Published: June 22, 2010
Subscale UAV for test flights under extreme conditions
At its Airborne Subscale Transport Aircraft Research facility, called AirSTAR for short, NASA is using an unmanned aerial vehicle (UAV) to study flight situations that would be too dangerous and too expensive with a real aircraft. The role of the flight control computer is played by a dSPACE system which communicates by radio.
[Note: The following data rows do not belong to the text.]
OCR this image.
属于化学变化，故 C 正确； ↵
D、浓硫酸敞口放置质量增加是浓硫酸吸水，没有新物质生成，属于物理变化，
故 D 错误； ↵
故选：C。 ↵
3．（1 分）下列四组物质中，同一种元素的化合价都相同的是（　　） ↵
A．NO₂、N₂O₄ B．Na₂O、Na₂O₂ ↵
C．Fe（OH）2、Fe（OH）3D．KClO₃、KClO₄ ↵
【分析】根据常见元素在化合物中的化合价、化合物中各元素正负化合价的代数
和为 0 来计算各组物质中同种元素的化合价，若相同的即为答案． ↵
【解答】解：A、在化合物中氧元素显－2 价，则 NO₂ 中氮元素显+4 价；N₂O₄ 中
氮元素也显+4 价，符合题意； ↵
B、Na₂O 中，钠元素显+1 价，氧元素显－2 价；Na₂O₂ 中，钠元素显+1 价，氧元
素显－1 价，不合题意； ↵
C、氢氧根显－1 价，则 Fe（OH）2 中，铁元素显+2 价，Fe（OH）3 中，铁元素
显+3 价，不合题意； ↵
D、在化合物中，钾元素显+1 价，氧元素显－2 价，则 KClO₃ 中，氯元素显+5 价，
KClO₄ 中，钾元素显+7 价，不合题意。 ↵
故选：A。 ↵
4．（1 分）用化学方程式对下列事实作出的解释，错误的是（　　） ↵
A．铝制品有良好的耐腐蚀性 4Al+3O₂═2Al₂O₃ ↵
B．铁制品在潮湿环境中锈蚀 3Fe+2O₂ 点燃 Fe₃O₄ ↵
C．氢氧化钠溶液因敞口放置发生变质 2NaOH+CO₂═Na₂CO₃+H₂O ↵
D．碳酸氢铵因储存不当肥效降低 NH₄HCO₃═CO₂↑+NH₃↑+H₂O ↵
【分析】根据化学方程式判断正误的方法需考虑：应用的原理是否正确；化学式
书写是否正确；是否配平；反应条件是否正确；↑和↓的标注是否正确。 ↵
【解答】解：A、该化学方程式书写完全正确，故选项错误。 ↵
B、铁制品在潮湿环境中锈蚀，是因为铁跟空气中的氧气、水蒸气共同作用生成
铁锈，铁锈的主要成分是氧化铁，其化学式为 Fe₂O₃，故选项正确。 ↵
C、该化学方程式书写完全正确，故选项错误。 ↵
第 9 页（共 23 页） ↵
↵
Flight Control with the dSPACE System
Although the aircraft is small, the algorithms NASA is interested in testing can be quite large. Advances in control theory and real-time system identification are typically made at the researcher’s desktop, with algorithm prototypes implemented in a model-based simulation tool like MATLAB®/Simulink®. One goal of the AirSTAR program was to reduce the amount of time required to rehost these algorithms to a real-time system for flight testing and provide ample computing power for researcher code. By doing this rehosting process quickly, it is possible to provide real-world test results during an early stage of technology development, where they can inform and influence the direction of ongoing research. This capability was provided by employing a dSPACE system on the ground that communicates with the vehicle over a high-bandwidth telemetry link.
Mobile Ground Station for Flight Control
The ground station’s computer systems consist of a multi-CPU dSPACE unit and several connected workstations for display generation and data logging. One CPU of the dSPACE system has the “ship systems”, which handle pilot inputs (discrete, analog and PWM I/O), manage the telemetry stream to and from the aircraft (RS422 serial), and calibrate and process data to drive real-time displays (UDP). The second dSPACE CPU is dedicated to research control algorithms which are invoked during the flight under both nominal and failed vehicle configurations. These control algorithms are routinely swapped out for different flight experiments, and implement code developed and prototyped in Simulink using a simulation model for the vehicle. The use of a secondary CPU for this code not only provides a high level of computing power but also allows the master CPU to monitor and isolate any software faults, including code lockup, segmentation faults, or unbounded behavior, and automatically revert to a ship-system controller.